British Taxes and Colonial Responses
The most important response to the early taxes was the Stamp Act Congress (1765) and the Virginia Resolutions on the Stamp Act.
Parliament repealed the Stamp Act (1765) but concurrently passed the Declaratory Act (1766). The Declaratory Act asserted Parliamentary authority to tax whatever, whenever, on whomever the Parliament wished.
Round 2. The Townsend Revenue Act (1767) was passed, followed by the Non-Importation agreements. The Townsend Acts taxed glass, paint, oil, lead, and tea. The Non-Importation Agreements originate in Boston and the colonists pledged to put economic pressure on the British merchant class be refusing to import taxed goods.
Round 3. Tea Act (1773), Boston Tea Party (1773), Intolerable Acts (e.g. Boston Port Act) (1774), First Continental Congress (1774).
The Tea Act was meant to support the East India company but by 1773 the colonists were in no mood for any tax. Thus, thinly disguised colonists dumped tea into Boston Harbor as a boycott and "nonviolent" response to the Tea Act.
Subsequently, Parliament passed the "Intolerable Acts" including the Boston Port Act which kept Boston Harbor closed until all of the dumped tea was paid for.
These "Intolerable Acts", as their colonial name would imply, enraged the colonists. A meeting of all colonial representatives was called in Philadelphia in 1774. The First Continental Congress was generally conciliatory (e.g. Galloway Plan proposed). That is, there was no call for rebellion by First Continental Congress.
However, a boycott of British goods was called for and Committees of Observation and Correspondence were set up to inform the colonists of British actions and enforce the boycott.
The Point of No Return
When British troops attempted to seize colonial munitions, "Minutemen" at Lexington and Concord responded somewhat effectively "...where once the embattled farmer stood and fired the shot heard 'round the world."
Contemporaneously, Thomas Paine published Common Sense, a straight forward set of arguments of why the colonists should rebel. "“Small islands, not capable of protecting themselves, are the proper objects for kingdoms to take under their care; but there is something absurd, in supposing a continent to be perpetually governed by an island.”
Although not all delegates to the Second Continental Congress wished to rebel (Olive Branch Petition), a formal Declaration of Independence was adopted in early July.
Between 1763 and 1776, the colonists changed their appeals from that of loyal British citizens to those based on unalienable or natural rights.
The radicalization of the average colonist was in part based upon a series of events that utilized collective colonial response and action against the British.

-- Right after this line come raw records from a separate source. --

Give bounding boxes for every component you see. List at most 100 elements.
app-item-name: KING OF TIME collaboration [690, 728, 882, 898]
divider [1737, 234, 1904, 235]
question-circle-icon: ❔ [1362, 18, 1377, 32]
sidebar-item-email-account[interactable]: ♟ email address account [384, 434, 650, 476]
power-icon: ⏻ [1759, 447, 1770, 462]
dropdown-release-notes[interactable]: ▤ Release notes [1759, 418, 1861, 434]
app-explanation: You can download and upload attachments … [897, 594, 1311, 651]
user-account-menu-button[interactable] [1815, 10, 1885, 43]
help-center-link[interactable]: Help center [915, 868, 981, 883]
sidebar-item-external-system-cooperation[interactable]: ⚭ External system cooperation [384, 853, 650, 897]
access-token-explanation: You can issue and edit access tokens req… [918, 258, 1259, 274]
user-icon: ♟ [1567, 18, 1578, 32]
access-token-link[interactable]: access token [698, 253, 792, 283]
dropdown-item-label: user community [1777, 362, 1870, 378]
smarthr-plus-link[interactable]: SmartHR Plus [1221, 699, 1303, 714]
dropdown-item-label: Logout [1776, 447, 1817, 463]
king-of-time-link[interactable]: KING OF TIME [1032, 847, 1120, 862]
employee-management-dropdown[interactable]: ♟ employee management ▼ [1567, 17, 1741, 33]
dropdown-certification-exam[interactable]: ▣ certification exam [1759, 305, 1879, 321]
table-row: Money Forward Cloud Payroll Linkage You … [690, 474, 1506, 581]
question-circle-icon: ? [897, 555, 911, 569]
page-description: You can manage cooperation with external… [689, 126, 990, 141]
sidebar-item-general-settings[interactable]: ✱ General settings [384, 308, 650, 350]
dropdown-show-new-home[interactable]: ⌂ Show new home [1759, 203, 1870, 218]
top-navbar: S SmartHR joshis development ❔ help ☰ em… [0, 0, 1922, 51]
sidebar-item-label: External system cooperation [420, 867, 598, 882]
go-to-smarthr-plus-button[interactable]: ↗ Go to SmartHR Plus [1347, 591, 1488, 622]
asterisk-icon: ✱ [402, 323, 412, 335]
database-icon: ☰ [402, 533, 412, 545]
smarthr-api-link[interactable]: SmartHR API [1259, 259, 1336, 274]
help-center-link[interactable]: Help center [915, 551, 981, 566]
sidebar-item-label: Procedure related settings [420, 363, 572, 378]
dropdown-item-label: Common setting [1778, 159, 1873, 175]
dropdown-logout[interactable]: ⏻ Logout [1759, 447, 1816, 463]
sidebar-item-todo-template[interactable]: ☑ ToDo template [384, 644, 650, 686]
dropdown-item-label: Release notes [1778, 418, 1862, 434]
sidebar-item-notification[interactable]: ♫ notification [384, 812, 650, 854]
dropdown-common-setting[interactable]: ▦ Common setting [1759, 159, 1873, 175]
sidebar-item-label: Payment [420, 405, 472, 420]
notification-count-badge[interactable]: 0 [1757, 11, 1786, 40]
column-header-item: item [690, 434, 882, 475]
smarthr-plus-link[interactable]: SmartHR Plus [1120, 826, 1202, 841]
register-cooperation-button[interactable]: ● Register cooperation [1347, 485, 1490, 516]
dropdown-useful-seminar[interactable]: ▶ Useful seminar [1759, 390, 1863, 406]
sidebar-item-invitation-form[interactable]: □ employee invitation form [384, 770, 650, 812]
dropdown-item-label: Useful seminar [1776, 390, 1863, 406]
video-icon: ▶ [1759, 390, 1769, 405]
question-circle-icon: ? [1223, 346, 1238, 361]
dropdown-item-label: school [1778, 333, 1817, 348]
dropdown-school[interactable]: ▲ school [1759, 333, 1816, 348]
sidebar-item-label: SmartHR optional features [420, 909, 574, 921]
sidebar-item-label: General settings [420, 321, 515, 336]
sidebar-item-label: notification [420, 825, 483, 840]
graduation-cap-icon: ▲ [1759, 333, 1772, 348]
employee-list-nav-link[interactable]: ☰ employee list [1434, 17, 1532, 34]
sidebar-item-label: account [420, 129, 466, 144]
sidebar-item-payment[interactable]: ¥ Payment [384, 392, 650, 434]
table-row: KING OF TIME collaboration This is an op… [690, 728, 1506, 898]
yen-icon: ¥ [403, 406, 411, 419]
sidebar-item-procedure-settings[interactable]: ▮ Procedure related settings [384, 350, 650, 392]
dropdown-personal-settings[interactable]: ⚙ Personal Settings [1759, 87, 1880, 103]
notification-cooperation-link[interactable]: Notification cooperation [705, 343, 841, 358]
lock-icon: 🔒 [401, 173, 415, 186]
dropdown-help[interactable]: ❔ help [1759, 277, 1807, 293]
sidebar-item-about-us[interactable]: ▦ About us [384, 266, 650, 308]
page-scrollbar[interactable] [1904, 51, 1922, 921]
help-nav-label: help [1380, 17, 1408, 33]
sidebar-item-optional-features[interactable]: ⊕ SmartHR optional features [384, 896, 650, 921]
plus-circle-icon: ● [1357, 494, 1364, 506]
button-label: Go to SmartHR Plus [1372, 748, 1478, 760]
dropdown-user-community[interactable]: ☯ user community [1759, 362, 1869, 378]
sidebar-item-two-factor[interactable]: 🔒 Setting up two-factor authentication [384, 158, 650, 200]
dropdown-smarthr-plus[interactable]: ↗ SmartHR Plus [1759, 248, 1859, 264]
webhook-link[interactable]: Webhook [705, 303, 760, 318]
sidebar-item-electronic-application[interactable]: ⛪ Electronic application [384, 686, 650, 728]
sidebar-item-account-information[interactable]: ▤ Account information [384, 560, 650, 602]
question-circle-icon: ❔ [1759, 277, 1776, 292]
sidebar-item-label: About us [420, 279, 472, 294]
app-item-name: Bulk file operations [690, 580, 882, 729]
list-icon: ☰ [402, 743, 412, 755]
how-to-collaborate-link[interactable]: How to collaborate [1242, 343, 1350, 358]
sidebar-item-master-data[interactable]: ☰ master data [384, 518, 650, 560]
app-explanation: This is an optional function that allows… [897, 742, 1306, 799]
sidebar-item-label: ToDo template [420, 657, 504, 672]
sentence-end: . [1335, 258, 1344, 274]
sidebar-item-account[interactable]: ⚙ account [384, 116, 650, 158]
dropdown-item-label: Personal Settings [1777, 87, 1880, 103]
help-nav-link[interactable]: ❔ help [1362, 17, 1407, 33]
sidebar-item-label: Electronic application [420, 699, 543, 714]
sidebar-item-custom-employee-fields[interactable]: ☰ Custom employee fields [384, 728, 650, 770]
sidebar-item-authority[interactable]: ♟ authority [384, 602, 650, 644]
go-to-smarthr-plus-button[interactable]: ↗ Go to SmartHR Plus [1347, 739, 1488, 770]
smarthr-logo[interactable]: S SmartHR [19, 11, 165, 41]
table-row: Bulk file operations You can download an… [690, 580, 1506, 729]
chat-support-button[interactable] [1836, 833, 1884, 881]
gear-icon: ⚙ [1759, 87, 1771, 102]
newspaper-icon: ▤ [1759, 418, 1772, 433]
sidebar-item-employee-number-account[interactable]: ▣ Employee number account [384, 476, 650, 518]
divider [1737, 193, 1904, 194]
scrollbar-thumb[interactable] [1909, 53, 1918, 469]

Collaboration. The Stamp Act Congress (1765), the Non Importation Agreements (1768), aid to a beleaguered Boston (1774-75), and the calling of the First Continental Congress (1774) and the Second Continental Congress (1775) brought unity to an eventual colonial cause of revolution.
The Enlightenment. The ideas of John Locke (natural rights theory - pictured) and Roseau
( social contract theory - not pictured) became paramount in colonial demands by 1776. Gone were petitions and remonstrances of loyal British citizens. Replacing the petitions were the ideas of the Enlightenment ("...life, liberty, and the pursuit of happiness").